Inspired by a Frontline report about an aspect of the law that allows for reduced time in exchange for informing on drug dealers, the script by Justin Haythe (Revolutionary Road, The Clearing) and Waugh follows a familiar-feeling template but goes deep enough with character detail and legal issues to set it apart from standard-issue drug and crime-related films.
Dwayne Johnson in Snitch
Jason gets sent away for ill-advisedly accepting delivery of a box full of Ecstasy as a sort-of favor for a friend and also in order to try it with his girlfriend.
Unwilling to rat his buddy out, the terrified, physically unprepossessing Jason is tossed into the pen, where he’ll be as defenseless as a rabbit in a foxhole. His resentful mother (Melina Kanakaredes) lashes out at John, her ex, while the only solution offered by politically hungry U.S. Attorney Joanne Keeghan (Susan Sarandon) is for Jason to offer evidence against some other drug dealer, but he truly doesn’t have any.

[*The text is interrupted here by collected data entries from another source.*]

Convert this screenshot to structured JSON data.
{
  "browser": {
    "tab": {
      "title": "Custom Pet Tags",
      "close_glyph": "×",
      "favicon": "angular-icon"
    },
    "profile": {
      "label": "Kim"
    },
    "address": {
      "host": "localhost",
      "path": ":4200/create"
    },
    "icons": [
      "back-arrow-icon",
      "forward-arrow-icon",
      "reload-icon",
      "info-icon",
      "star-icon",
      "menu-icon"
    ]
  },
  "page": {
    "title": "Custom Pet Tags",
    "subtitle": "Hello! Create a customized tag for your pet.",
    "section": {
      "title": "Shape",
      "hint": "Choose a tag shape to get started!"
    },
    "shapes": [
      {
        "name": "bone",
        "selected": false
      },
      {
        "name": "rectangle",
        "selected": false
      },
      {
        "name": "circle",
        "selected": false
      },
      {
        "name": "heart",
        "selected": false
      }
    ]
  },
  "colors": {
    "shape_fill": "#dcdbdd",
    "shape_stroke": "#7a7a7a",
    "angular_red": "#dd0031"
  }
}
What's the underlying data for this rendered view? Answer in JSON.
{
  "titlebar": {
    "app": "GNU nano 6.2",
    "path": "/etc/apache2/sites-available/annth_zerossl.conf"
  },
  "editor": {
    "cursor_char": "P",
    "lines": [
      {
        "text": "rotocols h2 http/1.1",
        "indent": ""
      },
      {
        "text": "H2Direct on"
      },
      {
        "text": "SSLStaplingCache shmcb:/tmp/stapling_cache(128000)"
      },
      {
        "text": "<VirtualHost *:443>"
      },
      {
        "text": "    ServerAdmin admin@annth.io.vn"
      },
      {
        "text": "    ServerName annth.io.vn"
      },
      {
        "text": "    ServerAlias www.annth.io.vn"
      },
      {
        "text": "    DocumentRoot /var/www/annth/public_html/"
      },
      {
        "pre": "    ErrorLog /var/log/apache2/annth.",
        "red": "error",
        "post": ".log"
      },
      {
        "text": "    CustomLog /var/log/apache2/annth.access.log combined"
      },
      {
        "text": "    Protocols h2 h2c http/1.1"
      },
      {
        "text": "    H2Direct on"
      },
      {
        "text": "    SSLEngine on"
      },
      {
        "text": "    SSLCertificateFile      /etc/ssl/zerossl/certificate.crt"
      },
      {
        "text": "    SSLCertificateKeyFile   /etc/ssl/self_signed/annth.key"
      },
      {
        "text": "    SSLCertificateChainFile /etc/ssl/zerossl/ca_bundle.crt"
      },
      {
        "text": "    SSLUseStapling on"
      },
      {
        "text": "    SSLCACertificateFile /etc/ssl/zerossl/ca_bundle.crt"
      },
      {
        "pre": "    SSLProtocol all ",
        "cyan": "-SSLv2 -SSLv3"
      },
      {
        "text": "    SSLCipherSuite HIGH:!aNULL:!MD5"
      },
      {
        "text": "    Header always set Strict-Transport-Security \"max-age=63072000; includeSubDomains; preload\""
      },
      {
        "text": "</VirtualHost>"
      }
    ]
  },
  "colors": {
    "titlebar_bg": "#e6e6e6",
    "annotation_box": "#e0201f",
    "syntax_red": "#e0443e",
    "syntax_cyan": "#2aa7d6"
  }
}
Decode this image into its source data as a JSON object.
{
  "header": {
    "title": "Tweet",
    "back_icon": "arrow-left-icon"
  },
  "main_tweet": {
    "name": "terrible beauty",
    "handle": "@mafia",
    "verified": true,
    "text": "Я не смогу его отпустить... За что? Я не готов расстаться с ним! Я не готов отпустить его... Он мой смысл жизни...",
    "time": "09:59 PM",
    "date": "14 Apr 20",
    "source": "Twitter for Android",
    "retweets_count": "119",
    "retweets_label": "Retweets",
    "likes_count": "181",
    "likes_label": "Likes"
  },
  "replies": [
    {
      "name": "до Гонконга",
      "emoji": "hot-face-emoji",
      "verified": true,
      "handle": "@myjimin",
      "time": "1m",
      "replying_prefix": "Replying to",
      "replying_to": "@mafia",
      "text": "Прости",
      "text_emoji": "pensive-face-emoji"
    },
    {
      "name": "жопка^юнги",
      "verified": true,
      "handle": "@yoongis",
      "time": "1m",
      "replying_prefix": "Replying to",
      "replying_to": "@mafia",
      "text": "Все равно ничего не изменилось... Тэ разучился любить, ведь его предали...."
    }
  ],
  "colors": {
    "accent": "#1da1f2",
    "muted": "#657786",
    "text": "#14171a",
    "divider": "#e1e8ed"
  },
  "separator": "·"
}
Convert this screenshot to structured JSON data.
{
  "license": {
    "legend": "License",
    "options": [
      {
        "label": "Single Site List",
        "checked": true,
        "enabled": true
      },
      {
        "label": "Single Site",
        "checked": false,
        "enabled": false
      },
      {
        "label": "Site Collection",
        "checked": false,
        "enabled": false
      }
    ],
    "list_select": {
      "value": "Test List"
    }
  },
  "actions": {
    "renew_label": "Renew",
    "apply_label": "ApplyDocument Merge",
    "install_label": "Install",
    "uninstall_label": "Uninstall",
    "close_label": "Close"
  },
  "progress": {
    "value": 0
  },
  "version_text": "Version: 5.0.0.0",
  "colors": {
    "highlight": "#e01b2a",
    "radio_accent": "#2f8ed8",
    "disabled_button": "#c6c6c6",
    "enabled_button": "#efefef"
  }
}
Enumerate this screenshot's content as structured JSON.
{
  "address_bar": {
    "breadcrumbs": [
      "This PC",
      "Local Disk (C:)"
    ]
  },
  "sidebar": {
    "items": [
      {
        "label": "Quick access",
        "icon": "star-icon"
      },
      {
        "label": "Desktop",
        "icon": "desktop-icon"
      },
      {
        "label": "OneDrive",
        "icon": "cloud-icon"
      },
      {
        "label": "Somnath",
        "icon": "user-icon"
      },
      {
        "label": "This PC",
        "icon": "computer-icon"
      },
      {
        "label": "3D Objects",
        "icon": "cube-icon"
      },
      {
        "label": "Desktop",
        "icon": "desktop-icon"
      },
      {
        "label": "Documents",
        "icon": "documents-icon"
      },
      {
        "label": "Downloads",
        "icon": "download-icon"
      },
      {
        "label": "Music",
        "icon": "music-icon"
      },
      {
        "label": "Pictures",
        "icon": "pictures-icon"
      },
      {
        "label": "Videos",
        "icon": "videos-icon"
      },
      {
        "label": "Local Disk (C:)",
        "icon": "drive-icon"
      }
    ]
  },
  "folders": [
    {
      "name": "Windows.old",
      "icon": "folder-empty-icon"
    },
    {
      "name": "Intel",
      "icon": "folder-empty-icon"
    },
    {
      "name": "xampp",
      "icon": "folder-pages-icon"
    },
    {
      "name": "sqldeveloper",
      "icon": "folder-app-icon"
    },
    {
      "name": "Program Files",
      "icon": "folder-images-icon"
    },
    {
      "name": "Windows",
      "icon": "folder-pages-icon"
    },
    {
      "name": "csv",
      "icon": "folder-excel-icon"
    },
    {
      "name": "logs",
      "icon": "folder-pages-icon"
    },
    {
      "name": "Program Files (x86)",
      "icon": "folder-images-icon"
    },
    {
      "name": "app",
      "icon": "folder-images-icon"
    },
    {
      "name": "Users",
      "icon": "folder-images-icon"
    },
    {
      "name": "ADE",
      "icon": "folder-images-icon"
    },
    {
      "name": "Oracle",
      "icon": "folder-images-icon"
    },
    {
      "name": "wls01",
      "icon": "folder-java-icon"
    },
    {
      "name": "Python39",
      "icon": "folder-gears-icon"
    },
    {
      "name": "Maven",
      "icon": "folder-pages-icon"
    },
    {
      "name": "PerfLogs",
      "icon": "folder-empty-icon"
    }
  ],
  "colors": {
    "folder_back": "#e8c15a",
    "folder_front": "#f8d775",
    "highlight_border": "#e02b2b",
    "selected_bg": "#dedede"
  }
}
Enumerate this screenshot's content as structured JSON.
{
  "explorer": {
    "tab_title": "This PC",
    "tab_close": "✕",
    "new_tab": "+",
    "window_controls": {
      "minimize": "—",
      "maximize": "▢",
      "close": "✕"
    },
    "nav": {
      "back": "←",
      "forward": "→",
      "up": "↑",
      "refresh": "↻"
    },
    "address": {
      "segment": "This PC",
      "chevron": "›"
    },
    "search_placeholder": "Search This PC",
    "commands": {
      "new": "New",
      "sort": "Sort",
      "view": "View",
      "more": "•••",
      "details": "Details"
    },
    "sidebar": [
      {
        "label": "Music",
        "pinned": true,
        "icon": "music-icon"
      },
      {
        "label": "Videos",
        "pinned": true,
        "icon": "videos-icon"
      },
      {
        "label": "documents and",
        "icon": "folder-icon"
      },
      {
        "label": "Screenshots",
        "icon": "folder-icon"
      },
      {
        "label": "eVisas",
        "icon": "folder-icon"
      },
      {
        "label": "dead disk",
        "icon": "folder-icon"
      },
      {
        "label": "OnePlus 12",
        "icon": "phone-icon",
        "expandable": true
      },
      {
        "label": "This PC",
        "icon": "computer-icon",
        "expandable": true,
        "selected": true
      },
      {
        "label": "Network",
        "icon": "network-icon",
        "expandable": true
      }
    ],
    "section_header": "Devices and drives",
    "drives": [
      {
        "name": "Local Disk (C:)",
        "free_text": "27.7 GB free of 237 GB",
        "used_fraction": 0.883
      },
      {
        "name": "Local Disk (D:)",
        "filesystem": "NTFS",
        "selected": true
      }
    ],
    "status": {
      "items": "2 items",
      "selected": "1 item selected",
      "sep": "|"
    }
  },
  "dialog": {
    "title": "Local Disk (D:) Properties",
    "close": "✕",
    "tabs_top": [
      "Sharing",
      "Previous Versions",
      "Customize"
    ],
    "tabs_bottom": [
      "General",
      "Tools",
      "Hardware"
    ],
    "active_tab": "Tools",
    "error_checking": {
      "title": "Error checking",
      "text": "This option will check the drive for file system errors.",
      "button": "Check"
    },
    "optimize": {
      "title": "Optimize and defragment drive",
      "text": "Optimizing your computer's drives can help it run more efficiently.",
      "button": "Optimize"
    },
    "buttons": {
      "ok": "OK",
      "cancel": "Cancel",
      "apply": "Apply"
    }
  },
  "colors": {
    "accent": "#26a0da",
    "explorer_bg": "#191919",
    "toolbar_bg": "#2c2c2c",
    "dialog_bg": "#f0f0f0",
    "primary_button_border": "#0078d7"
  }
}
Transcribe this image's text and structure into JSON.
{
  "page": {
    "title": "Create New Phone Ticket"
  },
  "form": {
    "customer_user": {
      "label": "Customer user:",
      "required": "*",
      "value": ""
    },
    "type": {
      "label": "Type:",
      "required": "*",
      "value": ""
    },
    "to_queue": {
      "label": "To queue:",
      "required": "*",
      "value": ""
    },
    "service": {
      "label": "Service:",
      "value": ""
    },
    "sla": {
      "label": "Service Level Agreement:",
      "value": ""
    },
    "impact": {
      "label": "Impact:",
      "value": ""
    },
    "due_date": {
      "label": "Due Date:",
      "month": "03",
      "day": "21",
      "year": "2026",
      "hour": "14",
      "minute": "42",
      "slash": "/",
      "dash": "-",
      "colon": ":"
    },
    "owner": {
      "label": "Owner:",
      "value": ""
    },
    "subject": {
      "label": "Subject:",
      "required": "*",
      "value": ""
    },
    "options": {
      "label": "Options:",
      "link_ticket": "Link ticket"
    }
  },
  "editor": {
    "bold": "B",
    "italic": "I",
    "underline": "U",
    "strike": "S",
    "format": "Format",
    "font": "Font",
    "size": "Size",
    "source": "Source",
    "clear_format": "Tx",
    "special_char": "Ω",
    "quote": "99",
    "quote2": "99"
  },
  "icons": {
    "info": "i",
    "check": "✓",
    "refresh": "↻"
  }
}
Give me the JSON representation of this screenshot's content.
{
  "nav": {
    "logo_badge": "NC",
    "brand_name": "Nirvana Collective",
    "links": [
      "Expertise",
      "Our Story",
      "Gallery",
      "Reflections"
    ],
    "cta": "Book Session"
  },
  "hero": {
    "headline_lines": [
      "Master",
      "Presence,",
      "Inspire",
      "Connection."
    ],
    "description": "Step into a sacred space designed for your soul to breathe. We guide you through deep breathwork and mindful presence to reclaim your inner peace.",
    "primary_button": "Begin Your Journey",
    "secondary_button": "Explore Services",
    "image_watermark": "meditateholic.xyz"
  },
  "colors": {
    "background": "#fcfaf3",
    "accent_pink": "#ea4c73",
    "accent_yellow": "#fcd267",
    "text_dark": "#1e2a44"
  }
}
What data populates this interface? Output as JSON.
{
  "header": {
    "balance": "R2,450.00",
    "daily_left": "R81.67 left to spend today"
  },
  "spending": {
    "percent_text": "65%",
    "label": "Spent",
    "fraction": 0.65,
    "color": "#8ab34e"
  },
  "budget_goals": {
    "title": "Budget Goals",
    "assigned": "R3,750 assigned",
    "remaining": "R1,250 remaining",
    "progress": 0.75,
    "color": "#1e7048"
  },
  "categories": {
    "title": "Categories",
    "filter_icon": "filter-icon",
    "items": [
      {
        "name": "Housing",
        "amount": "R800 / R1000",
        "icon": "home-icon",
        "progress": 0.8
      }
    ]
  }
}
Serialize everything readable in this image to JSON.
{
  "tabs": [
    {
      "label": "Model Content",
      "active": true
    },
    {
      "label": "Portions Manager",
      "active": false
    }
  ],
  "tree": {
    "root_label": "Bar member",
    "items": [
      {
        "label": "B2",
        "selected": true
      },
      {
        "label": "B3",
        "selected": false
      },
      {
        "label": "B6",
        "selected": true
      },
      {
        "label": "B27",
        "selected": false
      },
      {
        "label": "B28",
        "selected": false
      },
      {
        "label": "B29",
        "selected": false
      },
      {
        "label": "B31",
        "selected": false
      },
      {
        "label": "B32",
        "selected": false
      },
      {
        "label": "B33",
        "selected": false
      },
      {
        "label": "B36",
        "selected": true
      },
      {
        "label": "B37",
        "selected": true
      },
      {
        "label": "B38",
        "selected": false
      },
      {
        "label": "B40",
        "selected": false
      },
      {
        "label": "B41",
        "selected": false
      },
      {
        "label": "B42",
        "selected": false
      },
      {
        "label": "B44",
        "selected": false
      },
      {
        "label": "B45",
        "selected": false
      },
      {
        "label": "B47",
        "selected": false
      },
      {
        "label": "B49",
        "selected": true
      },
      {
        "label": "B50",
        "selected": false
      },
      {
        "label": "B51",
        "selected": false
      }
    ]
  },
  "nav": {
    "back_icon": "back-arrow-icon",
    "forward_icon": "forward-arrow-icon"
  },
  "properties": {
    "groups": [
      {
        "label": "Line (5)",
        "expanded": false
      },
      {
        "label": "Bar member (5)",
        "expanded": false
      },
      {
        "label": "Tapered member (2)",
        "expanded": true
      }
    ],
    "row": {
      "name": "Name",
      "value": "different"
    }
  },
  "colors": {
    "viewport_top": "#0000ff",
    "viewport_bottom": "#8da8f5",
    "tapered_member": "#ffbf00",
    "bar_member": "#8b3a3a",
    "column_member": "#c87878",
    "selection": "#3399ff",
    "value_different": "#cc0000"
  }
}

The biggest dramatic leap the film imposes is that John, a straight-arrow guy who runs a shipping company but suffers guilt over having been a deficient dad post-divorce, would conceive of and then persuade the attorney to accept a plan under which he himself would deliver drug dealers to her in exchange for his son’s freedom. Keeghan expresses the same dubiousness the audience might feel, but once John gets the green light, you can feel the sweat and inner turmoil begin to simmer, as he’s no better-suited than Homer Simpson to figure out how to go about this. John’s formidable physique and straight-shooter personality might serve him well in most situations, but they have little bearing given his new challenges.
Reluctantly, John leans on one of his employees who has done time, Daniel Cruz (Jon Bernthal), to point him in the right direction, a wrenching decision in that the man, who has a son of his own, is trying to stay straight. But John finally gets entree to dealer Malik (a terrific Michael Kenneth Williams), a two-time loser who, after some tense testing, agrees to use him on an out-of-state drug run.
Unusual for this sort of thing, Snitch is a film after which you remember the characters and actors more than the big action moments. Never removing his shirt, Johnson behaves within a narrow range but is engagingly distressed and stalwart in equal measure, conveying sufficient feeling and subtext to suggest the actor could be entrusted with greater dramatic challenges in the future. Bernthal (The Walking Dead) strongly puts over a conflicted man pushed into a terribly precarious position, and Barry Pepper keeps you guessing as a hipster-looking undercover cop. Sarandon’s ambitious crime-buster remains unfortunately one-dimensional.